How “Short Account History” Affects Your FICO Score

How “Short Account History” Affects Your FICO Score article image.

When you view your FICO® Score from Experian, you may see "short account history" listed as a factor that's hurting your score. Here's what that means, and what you can (and cannot) do to improve it.

About Risk Factors

"Short account history" is one of more than 100 possible risk factors that might be included with your FICO® Score to help explain what's impacting your credit score.

When you check your free FICO® Score 8 through Experian, you'll see a list of both positive and negative factors. Your Score Profile may list up to four top factors that are helping your score and up to four top factors that are hurting your credit score.

How Short Account History Affects Your FICO® Score

If "short account history" is a top factor influencing your FICO® Score, it will appear in the list of items hurting your score. That risk factor means the length of your credit history—one of the five major factors influencing your FICO® Scores—is holding your score back.

The FICO® Score uses the length of your credit history, which FICO sometimes calls "age of accounts," as a measure of your experience as a credit user. Credit scoring models reflect the historical trend that borrowers with more experience managing credit accounts tend to be more reliable about repaying debts than those with limited credit histories. Therefore, a longer credit history tends to bring higher credit scores, and seeing the "short account history" risk factor indicates your limited credit experience is potentially hurting your scores.

The good news is that the length of your credit history is responsible for only about 15% of your FICO® Score. If it's the most significant negative influence on your score, then there's relatively little wrong with your credit report. You'd potentially be in far worse shape if you had major issues with your payment history, which is responsible for about 35% of your FICO® Score, or with the amounts you owe on your accounts, which makes up about 30% of your score.

The not-so-good news is that there's not much you can do to improve the length of your credit history beyond being patient.
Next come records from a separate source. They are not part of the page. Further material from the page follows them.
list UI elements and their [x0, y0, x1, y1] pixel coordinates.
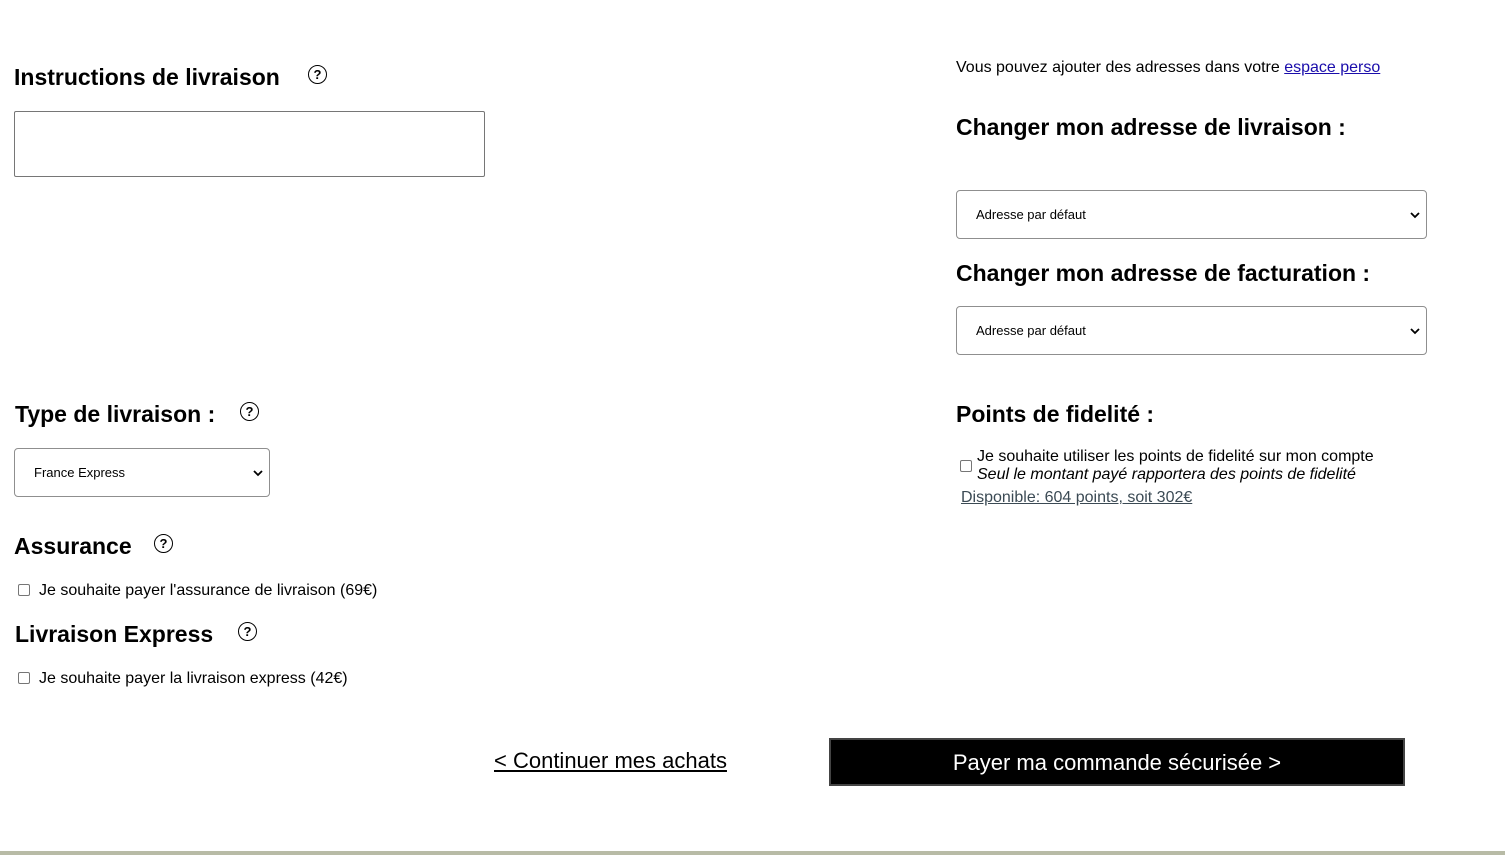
help-circle-icon[interactable]: ?	[308, 65, 327, 84]
loyalty-checkbox-label[interactable]: Je souhaite utiliser les points de fidel…	[977, 448, 1374, 466]
loyalty-checkbox[interactable]	[960, 460, 972, 472]
express-checkbox-label[interactable]: Je souhaite payer la livraison express (…	[39, 670, 348, 688]
shipping-address-heading: Changer mon adresse de livraison :	[956, 114, 1346, 140]
express-title: Livraison Express	[15, 621, 214, 647]
insurance-title: Assurance	[14, 533, 132, 559]
chevron-down-icon	[253, 469, 263, 476]
insurance-checkbox-label[interactable]: Je souhaite payer l'assurance de livrais…	[39, 582, 377, 600]
espace-perso-link[interactable]: espace perso	[1284, 59, 1380, 76]
insurance-heading: Assurance	[14, 532, 132, 560]
loyalty-note: Seul le montant payé rapportera des poin…	[977, 466, 1356, 483]
shipping-address-select[interactable]: Adresse par défaut	[956, 190, 1427, 239]
express-checkbox[interactable]	[18, 672, 30, 684]
address-note: Vous pouvez ajouter des adresses dans vo…	[956, 59, 1380, 77]
delivery-instructions-textarea[interactable]	[14, 111, 485, 177]
express-heading: Livraison Express	[15, 620, 213, 648]
shipping-address-selected: Adresse par défaut	[976, 207, 1086, 222]
delivery-type-title: Type de livraison :	[15, 401, 216, 427]
delivery-type-selected: France Express	[34, 465, 126, 480]
continue-shopping-link[interactable]: < Continuer mes achats	[494, 748, 727, 774]
instructions-heading: Instructions de livraison	[14, 63, 280, 91]
billing-address-select[interactable]: Adresse par défaut	[956, 306, 1427, 355]
loyalty-available-link[interactable]: Disponible: 604 points, soit 302€	[961, 489, 1192, 507]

If you bide your time while avoiding credit missteps, the length of your credit history will eventually become an asset and start to influence your credit scores for the better.

You obviously can't simply fast-forward time to lengthen your credit history, but there are some steps you can take to bring some improvement to that credit score factor:

  • Become an authorized user. Consider asking someone you know to become an authorized user on one of their longstanding credit card accounts. As long as the card issuer reports authorized users' credit information to the national credit bureaus (Experian, TransUnion and Equifax), you'll benefit from the primary cardholder's credit history length.
  • Think twice about closing your existing credit card accounts. Closing an account has no immediate impact on the length of your credit history because closed accounts stay on your credit report for up to 10 years. By the time the account is removed from your credit and no longer has any effect on your scores, you'll have another decade of credit history under your belt. Of course, losing your oldest account could still have some adverse impact on your length of credit history. More important is the effect closing an account can have on your credit utilization, since you'll immediately lose the account's credit limit. Closing a credit card could cause your utilization ratio to spike if you're carrying balances on your remaining accounts.
  • Avoid opening new accounts. The average age of your accounts is also a score factor. Having older accounts on your credit report brings up the average age of your accounts, and new accounts bring them down. If you're focusing on improving the length of your credit history, opening new accounts can work against you. One exception, however, is if you have very few accounts in your credit history. Opening new accounts is a good way to improve your credit if you have what's considered a "thin" credit file.

Length of Credit History Calculations

The specific algorithms used to calculate your FICO® Score are trade secrets, but FICO has disclosed that they use three pieces of information available in your credit report to determine the length of your credit history:

  • The age of your oldest account: This is the number of months since the opening date of the oldest loan or credit card account that appears on your credit report. It doesn't matter if the account is open or closed.
  • The age of your youngest account: As you'd probably guess, this is the number of months since you opened your newest loan or credit card account.
  • The average age of accounts: This is calculated by determining the number of months since each of the accounts on your credit report was opened, adding them all up, and then dividing by the number of accounts you have.

The larger any of these amounts are, the more they will tend to drive up your credit score.

The Bottom Line

If a short account history is negatively influencing your FICO® Score, the main reason for it is that you haven't been using credit for very long. The best way to address that is to keep using credit, and using it wisely, so that eventually your FICO® Score will reflect your growing experience with prudent debt management.